На проводах в редакции, где присутствовали все мои коллеги, которые обступили меня с рюмками в руках, наш главный редактор счел необходимым еще раз напомнить о моих достоинствах, позволявших надеяться, что я с честью справлюсь с возложенными на меня обязанностями нашего иностранного корреспондента в Стокгольме. Как всегда слегка запинаясь, он воздал должное моей общительности, упомянул о моем дипломе государственного института журналистики и двух премиях, снисходительно улыбаясь, похвалил мою способность с точностью до строки укладываться в заданный объем, затем, сделав глубокомысленную мину, отметил мой высокий идейный уровень, а также умение мыслить перспективно, которое проясняет мутную текучку событий, и, наконец, выразил удовлетворение тем, что я не склонен терзаться сомнениями, морально устойчив, а значит — буду надежен на любом месте, куда бы меня ни послали. О том, что мой предшественник бросил нас и предпочел остаться в Швеции, шеф умолчал.

Во время этого прощального слова мне не пришлось выдерживать на себе пристальных взглядов моих коллег, потупивших, как говорится, очи долу; когда шеф закончил говорить, я мельком взглянул на них поверх своей рюмки с кукурузной водкой, нашим национальным напитком, который в охлажденном виде хорош не только от хандры, но и от иных напастей. Последовали молчаливые рукопожатия, кое-кто мне подмигивал. Некоторые лишь изображали дружеские объятия, другие тискали взаправду. Но вот официальная церемония позади; рассеянно положив руку на мое плечо, главный редактор отвел меня в свой кабинет, где торжественно передал мне сначала загранпаспорт, а затем конверт с валютой, деньгами тех стран, которые мне придется пересечь на пути в Стокгольм.
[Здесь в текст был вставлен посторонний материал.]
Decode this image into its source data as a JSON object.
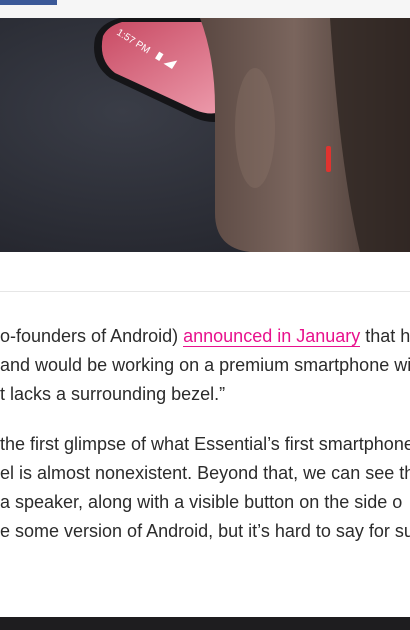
{
  "hero": {
    "image_subject": "hand-holding-phone-photo",
    "status_time": "1:57 PM"
  },
  "article": {
    "paragraph1": {
      "line1_before": "o-founders of Android) ",
      "link_text": "announced in January",
      "line1_after": " that he",
      "line2": "and would be working on a premium smartphone wi",
      "line3": "t lacks a surrounding bezel.”"
    },
    "paragraph2": {
      "line1": "the first glimpse of what Essential’s first smartphone",
      "line2": "el is almost nonexistent. Beyond that, we can see th",
      "line3": " a speaker, along with a visible button on the side o",
      "line4": "e some version of Android, but it’s hard to say for sur"
    }
  },
  "colors": {
    "link": "#e8118d",
    "share_bar": "#3b5998",
    "text": "#2b2b2b"
  }
}
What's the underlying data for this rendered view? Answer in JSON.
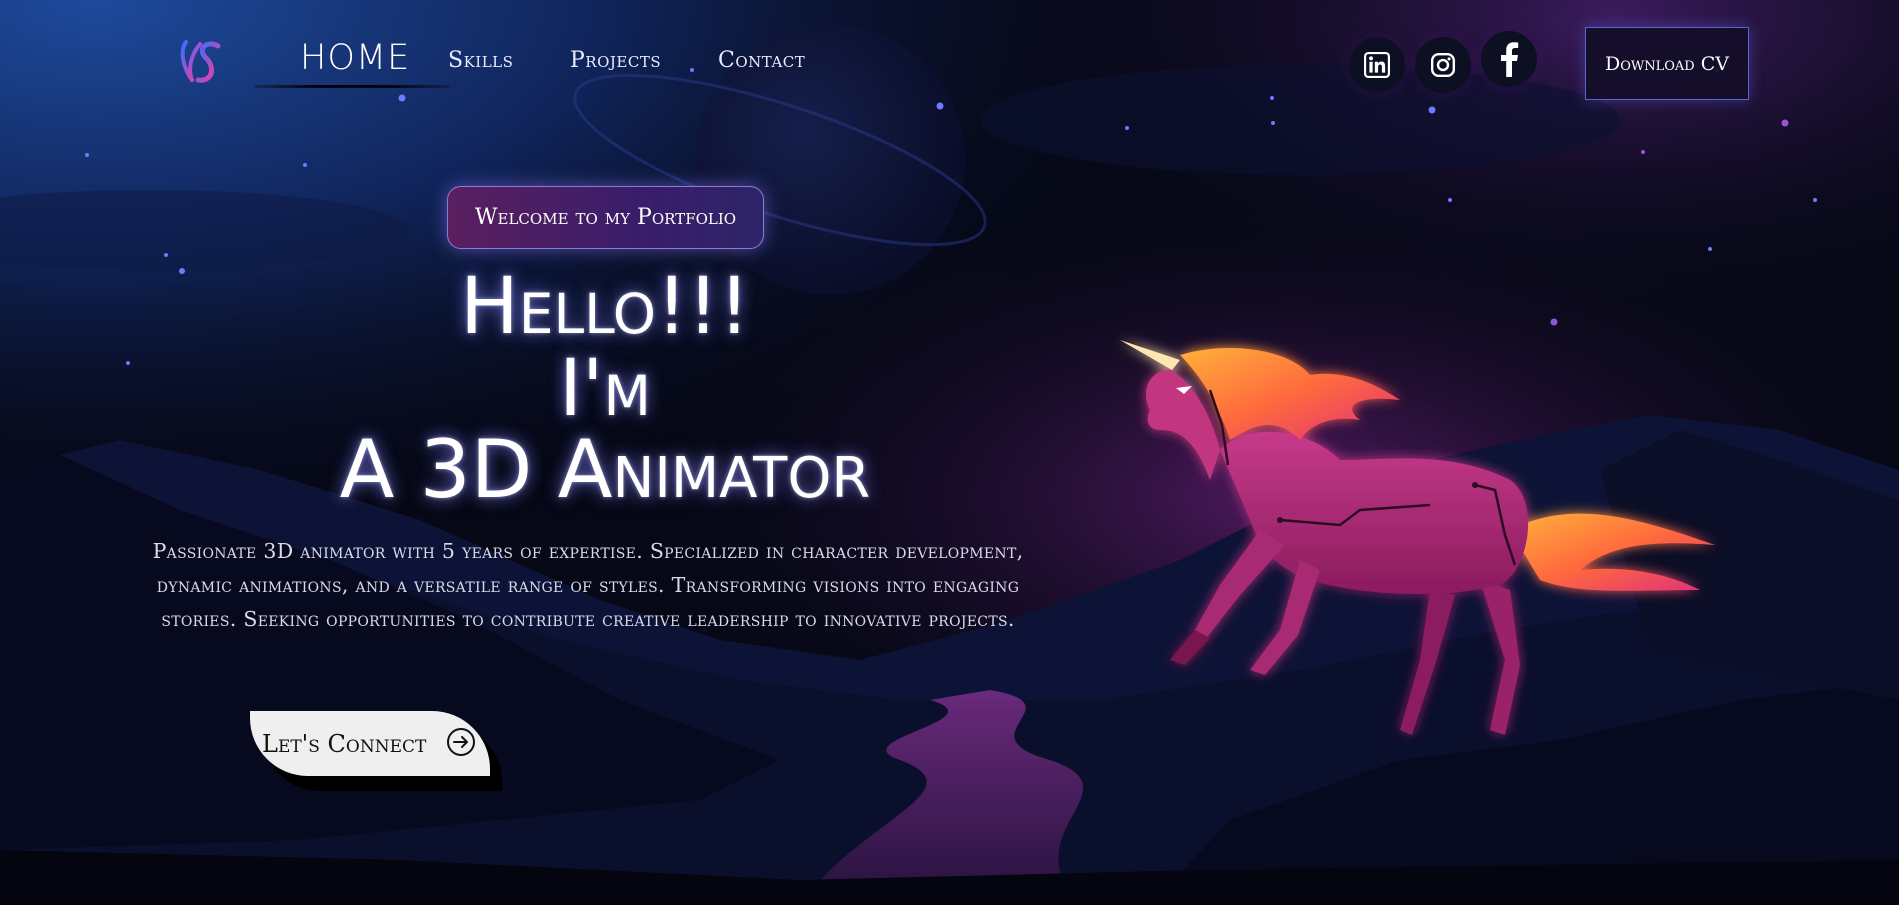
{
  "nav": {
    "home": "HOME",
    "skills": "Skills",
    "projects": "Projects",
    "contact": "Contact"
  },
  "social": {
    "linkedin_icon": "linkedin-icon",
    "instagram_icon": "instagram-icon",
    "facebook_icon": "facebook-icon"
  },
  "download_cv": "Download CV",
  "hero": {
    "badge": "Welcome to my Portfolio",
    "line1": "Hello!!!",
    "line2": "I'm",
    "line3": "A 3D Animator",
    "description": "Passionate 3D animator with 5 years of expertise. Specialized in character development, dynamic animations, and a versatile range of styles. Transforming visions into engaging stories. Seeking opportunities to contribute creative leadership to innovative projects.",
    "cta": "Let's Connect"
  },
  "colors": {
    "accent": "#5a63c7",
    "badge": "#3a1d6a",
    "unicorn": "#b32a78",
    "mane": "#ff6a3d"
  }
}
Едва он собрался поставить на стол два приземистых бокальчика, как в дверь кабинета постучал Барато, мой товарищ и коллега, с которым мы когда-то вместе закончили институт журналистики; он хотел помочь мне паковать вещи.

Прежде чем заняться вещами, мы забрали машину Зобры — старенький «ситроен» тридцать четвертой модели; впрочем, название относилось, пожалуй, только к кузову, так как под капотом были собраны потроха самых разных машин за несколько десятков лет. Клаксон, например, принадлежал некогда одному из первых «ягуаров»; пугая прочих автомобилистов, а также пешеходов, этот клаксон трубил наподобие охотничьего рога, которым на лисьей охоте возвещают об удаче. Зобры непременно хотел ехать в Стокгольм на своей машине.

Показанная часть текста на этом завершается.